Arca’s Progress in the U.S.
We enjoyed hosting Arturo Gutierrez, Arca CEO, and Jean Claude Tissot, President of Arca Coca-Cola Southwest Beverages (CCSWB) division, in Birmingham in December. Our discussion covered strategic capital allocation considerations and tactical in-market operational activities. We have been following Arca’s progress at CCSWB closely, as it is the company’s first foray into the U.S. system with operations in Texas, Oklahoma, and New Mexico. Coke bottling in more mature U.S. markets has some fundamental differences to emerging markets, particularly in a bottler’s go-to-market approach. Retail channels are much less fragmented in the U.S., which lessens distribution advantages and makes it easier for competitors to challenge Coke brands. This more consolidated marketplace sustains Pepsi and Dr. Pepper as ‘A’ brand competitors in the U.S., while Pepsi is a ‘B’ brand in almost all emerging markets and Dr. Pepper is essentially non-existent.

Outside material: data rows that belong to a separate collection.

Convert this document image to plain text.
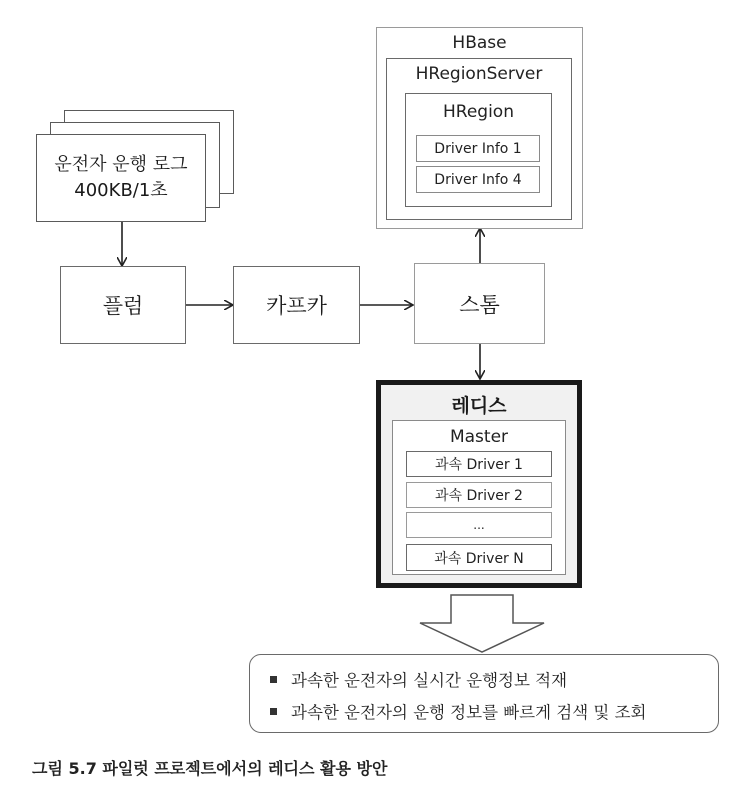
운전자 운행 로그
400KB/1초
플럼	카프카	스톰
HBase
HRegionServer
HRegion
Driver Info 1
Driver Info 4
레디스
Master
과속 Driver 1
과속 Driver 2
...
과속 Driver N
과속한 운전자의 실시간 운행정보 적재
과속한 운전자의 운행 정보를 빠르게 검색 및 조회
그림 5.7 파일럿 프로젝트에서의 레디스 활용 방안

Despite this tougher competitive environment, Arca has transformed CCSWB over the past two years. Arca has shifted the organization’s overall focus and overhauled the incentive system to reward profitability over volume growth. At a recent industry event, Arturo and our friend Matthew Dent, President of Pepsi bottler Buffalo Rock, both expressed their expectations that soft drink prices would rise faster than inflation in the U.S. in 2020. Arca is investing prudently in manufacturing and distribution improvements, including the U.S. system’s first new major bottling plant in a decade. In March, CCSWB will cut the ribbon to officially open this facility, which promises to decrease operating expenses materially in its growing Houston market. The fruit of these efforts isreflected in the outstanding margin expansion that Jean Claude and his team have achieved.
In 2018, Arca had to deal with macroeconomic and political issues simultaneously across several of its markets but was still able to grow volumes by 6%, revenues by 14%, and cash flows from operation by 14%. For the first nine months of 2019, volumes are up slightly, revenues have expanded over 4%, and operating earnings have risen 8%. These operational results were led by (i) strength in Mexico, (ii) the profitability improvements at CCSWB, and (iii) revenue growth and profitability gains in Peru. Argentina (about 5% of revenues) remains challenging as a lack of confidence following the recent election has returned the country to an inflationary recession, and Ecuadorian volumes have been essentially flat this year. Across the Arca system, the mix of low/no-calorie offerings has grown as Arca and The Coca-Cola Company have responded to customer demand; a continued shift should have a positive impact on gross margins over time.
Despite this earnings growth, the Fund investment in Arca stock was marked down by 3% for the year in U.S. dollar terms, making it a slight detractor to performance for the year. This result was not only incongruous with this year’s operational progress, but also with our expectations for the business. We project revenue to grow more than 5% annually for the next half-decade, with earnings compounding in the high-single digits annually over this same period. We also anticipate capital expenditures to fall, free cash flow to rise, leverage to remain low, and opportunistic acquisitions to continue. Share buybacks may play a role in shareholder returns, as well.
We believe we understand Arca better than any other outside investor in the company. Our long-standing relationship of trust with the outstanding Arca management team further reduces the risk that the business will underperform our expectations for it. At current stock price levels, the Fund investment in Arca is substantially undervalued.